A team at Bath University used a laser to transport five micrometre polystyrene beads along a type of optical fibre called a photonic crystal fibre (PCF). Lasers have already been used to transport particles along ordinary glass capillary tubes but this process is hampered by light leakage.

“People have guided particles in narrow bore capillary tubes,” says Bath researcher Philip Russell. “The trouble is it doesn’t work well at all.”

However, PCFs are more efficient than conventional optical fibres at carrying light. Light travels through a central hole and smaller surrounding holes generate a “photonic band gap” effect that maintains much more light energy travelling through the core.

The researchers say this enabled them to push the particles much more efficiently. Russell says: “You can maintain a high intensity over a long distance in a tube because it doesn’t leak out. So the diametric forces you can achieve on particles are maintained.”

Long range

Particles can only be moved a few millimetres through capillary tubes. The new technique makes it possible to transport particles 15 centimetres. Russell believes better fabrication techniques will improve this performance even further.
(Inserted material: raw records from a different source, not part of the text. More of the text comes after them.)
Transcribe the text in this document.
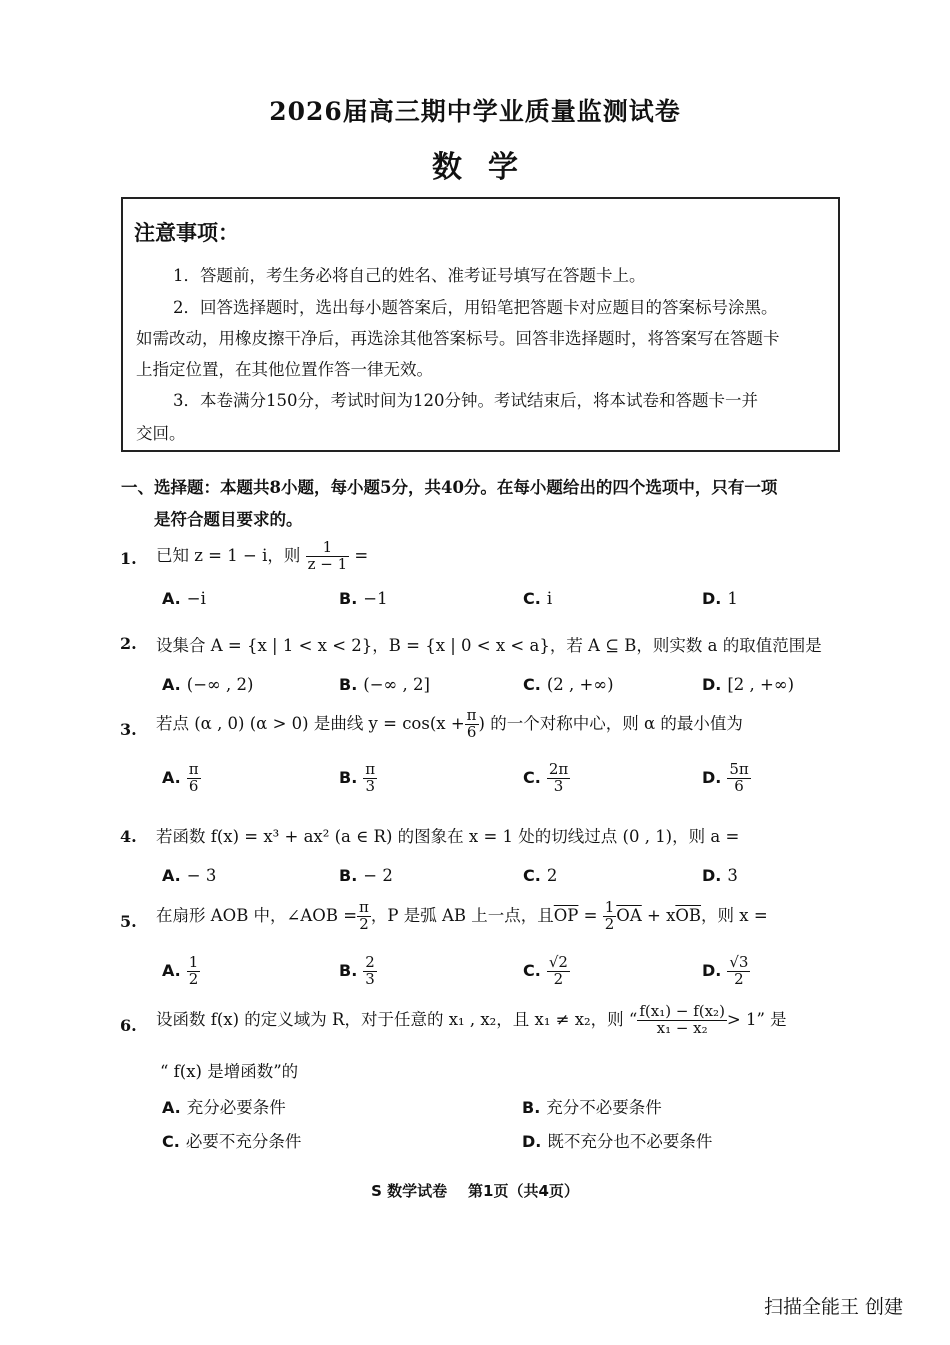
2026届高三期中学业质量监测试卷
数学
注意事项：
1．答题前，考生务必将自己的姓名、准考证号填写在答题卡上。
2．回答选择题时，选出每小题答案后，用铅笔把答题卡对应题目的答案标号涂黑。
如需改动，用橡皮擦干净后，再选涂其他答案标号。回答非选择题时，将答案写在答题卡
上指定位置，在其他位置作答一律无效。
3．本卷满分150分，考试时间为120分钟。考试结束后，将本试卷和答题卡一并
交回。
一、选择题：本题共8小题，每小题5分，共40分。在每小题给出的四个选项中，只有一项
是符合题目要求的。
1. 已知 z = 1 − i，则 $\frac{1}{z - 1}$ =
A. −i	B. −1	C. i	D. 1
2. 设集合 A = {x | 1 < x < 2}，B = {x | 0 < x < a}，若 A ⊆ B，则实数 a 的取值范围是
A. (−∞ , 2)	B. (−∞ , 2]	C. (2 , +∞)	D. [2 , +∞)
3. 若点 (α , 0) (α > 0) 是曲线 $y = \cos(x + \frac{\pi}{6}$ ) 的一个对称中心，则 α 的最小值为
A. $\frac{\pi}{6}$	B. $\frac{\pi}{3}$	C. $\frac{2\pi}{3}$	D. $\frac{5\pi}{6}$
4. 若函数 f(x) = x³ + ax² (a ∈ R) 的图象在 x = 1 处的切线过点 (0 , 1)，则 a =
A. − 3	B. − 2	C. 2	D. 3
5. 在扇形 AOB 中，∠AOB = $\frac{\pi}{2}$ ，P 是弧 AB 上一点，且$\overline{OP} = \frac{1}{2} \overline{OA} + x\overline{OB}$，则 x =
A. $\frac{1}{2}$	B. $\frac{2}{3}$	C. $\frac{√2}{2}$	D. $\frac{√3}{2}$
6. 设函数 f(x) 的定义域为 R，对于任意的 x₁ , x₂，且 x₁ ≠ x₂，则 “ $\frac{\text{f(x₁) − f(x₂)}}{\text{x₁ − x₂}} > 1$” 是
“ f(x) 是增函数”的
A. 充分必要条件	B. 充分不必要条件
C. 必要不充分条件	D. 既不充分也不必要条件
S 数学试卷    第1页（共4页）
扫描全能王 创建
PCFs are constructed from many thin glass tubes. These are bound together around a hollow core. In this case the overall PCF diameter measured 125 microns and the core 20 microns across.
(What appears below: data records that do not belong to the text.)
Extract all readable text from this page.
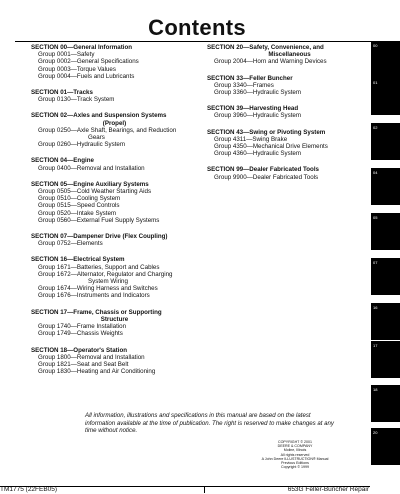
Contents
SECTION 00—General Information
Group 0001—Safety
Group 0002—General Specifications
Group 0003—Torque Values
Group 0004—Fuels and Lubricants
SECTION 01—Tracks
Group 0130—Track System
SECTION 02—Axles and Suspension Systems
(Propel)
Group 0250—Axle Shaft, Bearings, and Reduction
Gears
Group 0260—Hydraulic System
SECTION 04—Engine
Group 0400—Removal and Installation
SECTION 05—Engine Auxiliary Systems
Group 0505—Cold Weather Starting Aids
Group 0510—Cooling System
Group 0515—Speed Controls
Group 0520—Intake System
Group 0560—External Fuel Supply Systems
SECTION 07—Dampener Drive (Flex Coupling)
Group 0752—Elements
SECTION 16—Electrical System
Group 1671—Batteries, Support and Cables
Group 1672—Alternator, Regulator and Charging
System Wiring
Group 1674—Wiring Harness and Switches
Group 1676—Instruments and Indicators
SECTION 17—Frame, Chassis or Supporting
Structure
Group 1740—Frame Installation
Group 1749—Chassis Weights
SECTION 18—Operator's Station
Group 1800—Removal and Installation
Group 1821—Seat and Seat Belt
Group 1830—Heating and Air Conditioning
SECTION 20—Safety, Convenience, and
Miscellaneous
Group 2004—Horn and Warning Devices
SECTION 33—Feller Buncher
Group 3340—Frames
Group 3360—Hydraulic System
SECTION 39—Harvesting Head
Group 3960—Hydraulic System
SECTION 43—Swing or Pivoting System
Group 4311—Swing Brake
Group 4350—Mechanical Drive Elements
Group 4360—Hydraulic System
SECTION 99—Dealer Fabricated Tools
Group 9900—Dealer Fabricated Tools
All information, illustrations and specifications in this manual are based on the latest information available at the time of publication. The right is reserved to make changes at any time without notice.
COPYRIGHT © 2001
DEERE & COMPANY
Moline, Illinois
All rights reserved
A John Deere ILLUSTRUCTION® Manual
Previous Editions
Copyright © 1999
00
01
02
04
05
07
16
17
18
20
TM1775 (22FEB05)	653G Feller-Buncher Repair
Kirhan Dholakia, at St Andrews University in Scotland, says advances in this field could eventually result in a range of new biomechanical technologies. He told New Scientist: “Certainly optical guiding is very interesting for things like cell sorting and bioengineering, basically manipulating biological matter in a controlled way.”

But Russell concedes that the research is at a very early stage. “It’s the very first results of what could be very large project. At the moment it’s very much driven by scientific curiosity.”

Russell and colleagues Fetah Benabid and Jonathan Knight presented the research at the Lasers and Electro-Optics/Quantum Electronics and Laser Science Conference 2002, held in California between 21 and 23 May.